In a context where the health system has collapsed, adolescent fertility is high, HIV prevalence is rising and adolescent sexual and reproductive health knowledge is poor, comprehensive sexuality education, accurate information about condoms and a free condom supply are essential to enable adolescents to make informed choices regarding their sexuality. Deliberately denying them this information is a violation of their right to protection and their right to health and life.

Under international law, States have the legal obligation to ensure a progressive realisation of the right to health, including sexual and reproductive health, and to remove all barriers that interfere with access to sexual and reproductive health services, education and information.Citation19 They also have the obligation “to take other measures ensuring equal access to health care and health-related services provided by third parties” and to ensure that “third parties do not limit people’s access to health-related information and services”.Citation20 International treaty bodies, however, also refer to the essential role of international development assistance in assisting States to take up these responsibilities.Citation21 NGOs, including faith-based organisations, have an equally vital role to play.Citation22

In a post-conflict setting like the DRC, where the government has been so weakened and where the implementation of the National Sexual and Reproductive Health Programme is highly dependent upon the active involvement of third parties, the role of NGOs and donors is crucial. However, the question is whether stakeholders who deliberately violate adolescents’ sexual and reproductive health rights can be permitted to have control of adolescent programmes precisely because they do not fully respect those rights.
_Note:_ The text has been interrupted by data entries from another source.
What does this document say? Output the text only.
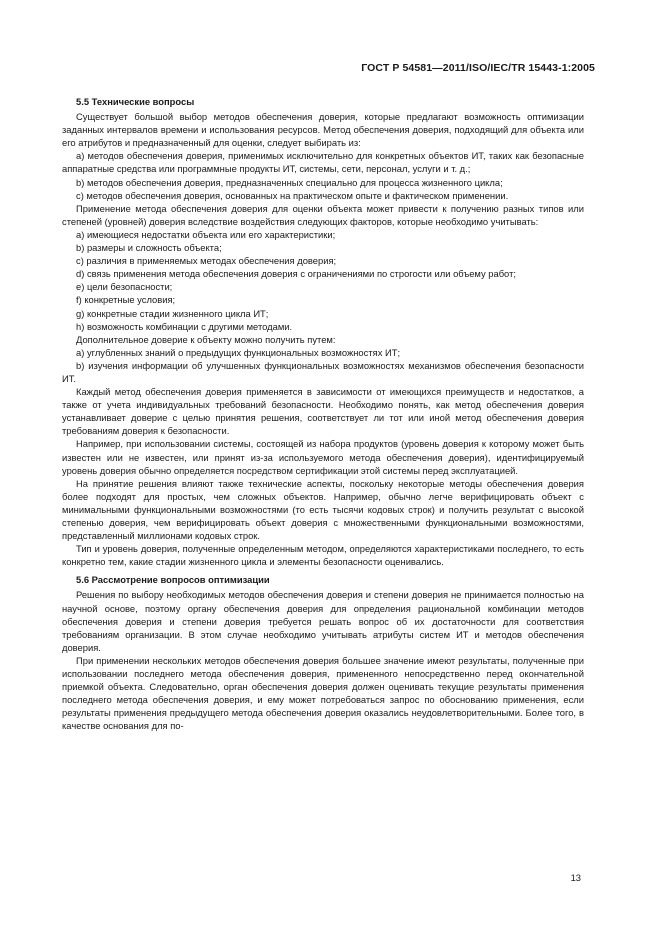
ГОСТ Р 54581—2011/ISO/IEC/TR 15443-1:2005

5.5 Технические вопросы

Существует большой выбор методов обеспечения доверия, которые предлагают возможность оптимизации заданных интервалов времени и использования ресурсов. Метод обеспечения доверия, подходящий для объекта или его атрибутов и предназначенный для оценки, следует выбирать из:

a) методов обеспечения доверия, применимых исключительно для конкретных объектов ИТ, таких как безопасные аппаратные средства или программные продукты ИТ, системы, сети, персонал, услуги и т. д.;

b) методов обеспечения доверия, предназначенных специально для процесса жизненного цикла;

c) методов обеспечения доверия, основанных на практическом опыте и фактическом применении.

Применение метода обеспечения доверия для оценки объекта может привести к получению разных типов или степеней (уровней) доверия вследствие воздействия следующих факторов, которые необходимо учитывать:

a) имеющиеся недостатки объекта или его характеристики;

b) размеры и сложность объекта;

c) различия в применяемых методах обеспечения доверия;

d) связь применения метода обеспечения доверия с ограничениями по строгости или объему работ;

e) цели безопасности;

f) конкретные условия;

g) конкретные стадии жизненного цикла ИТ;

h) возможность комбинации с другими методами.

Дополнительное доверие к объекту можно получить путем:

a) углубленных знаний о предыдущих функциональных возможностях ИТ;

b) изучения информации об улучшенных функциональных возможностях механизмов обеспечения безопасности ИТ.

Каждый метод обеспечения доверия применяется в зависимости от имеющихся преимуществ и недостатков, а также от учета индивидуальных требований безопасности. Необходимо понять, как метод обеспечения доверия устанавливает доверие с целью принятия решения, соответствует ли тот или иной метод обеспечения доверия требованиям доверия к безопасности.

Например, при использовании системы, состоящей из набора продуктов (уровень доверия к которому может быть известен или не известен, или принят из-за используемого метода обеспечения доверия), идентифицируемый уровень доверия обычно определяется посредством сертификации этой системы перед эксплуатацией.

На принятие решения влияют также технические аспекты, поскольку некоторые методы обеспечения доверия более подходят для простых, чем сложных объектов. Например, обычно легче верифицировать объект с минимальными функциональными возможностями (то есть тысячи кодовых строк) и получить результат с высокой степенью доверия, чем верифицировать объект доверия с множественными функциональными возможностями, представленный миллионами кодовых строк.

Тип и уровень доверия, полученные определенным методом, определяются характеристиками последнего, то есть конкретно тем, какие стадии жизненного цикла и элементы безопасности оценивались.

5.6 Рассмотрение вопросов оптимизации

Решения по выбору необходимых методов обеспечения доверия и степени доверия не принимается полностью на научной основе, поэтому органу обеспечения доверия для определения рациональной комбинации методов обеспечения доверия и степени доверия требуется решать вопрос об их достаточности для соответствия требованиям организации. В этом случае необходимо учитывать атрибуты систем ИТ и методов обеспечения доверия.

При применении нескольких методов обеспечения доверия большее значение имеют результаты, полученные при использовании последнего метода обеспечения доверия, примененного непосредственно перед окончательной приемкой объекта. Следовательно, орган обеспечения доверия должен оценивать текущие результаты применения последнего метода обеспечения доверия, и ему может потребоваться запрос по обоснованию применения, если результаты применения предыдущего метода обеспечения доверия оказались неудовлетворительными. Более того, в качестве основания для по-

13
Our findings might lead to the conclusion that Catholic organisations should not be allowed to be in charge of adolescent sexual and reproductive health programmes – and certainly not to have the monopoly on sexuality education in schools. However, because of what happened in the seminar in Bukavu, where we reported on our findings, we would argue differently. We found that it was strategically important to include Catholic organisations and thus encourage the internal debate on the approach taken. At the seminar, we were personally approached by several people, including Catholic sisters, trainers of trainers, medical doctors peer educators and the authorities, who testified that the study in Bukavu had been an eye-opener. They had started questioning the bans of the Catholic church on modern contraceptives and condom use and showed a genuine interest in the implications of a rights-based approach to issues such as abortion, sexual relationships before marriage, men having sex with men, masturbation and so on.

Whether or not condoms are promoted and provided to adolescents who need them, and the effectiveness of such condom promotion, depends in the DRC on bridging the gap between sociocultural and religious values regarding adolescent sexuality and adolescents’ own rights and needs. Donors, such as the Belgian government, who have recognised a rights-based approach to adolescent sexual and reproductive health and HIV/AIDS prevention as a priority in their development cooperation policy, have a particular responsibility, as the DRC is extremely dependent on external support for improving adolescent sexual and reproductive health. Providing complete and accurate information on sensitive matters such as sexual and reproductive health, free from religious norms and values, should be a minimum requirement and conditio sine qua non for receiving such support. Moreover, donors must actively engage in monitoring, supervision and evaluation of the programmes they fund in the field.

Acknowledgements

To all the women, men, girls and boys who kindly gave us their time and were actively involved in the organisation of the study, interviews and focus group discussions.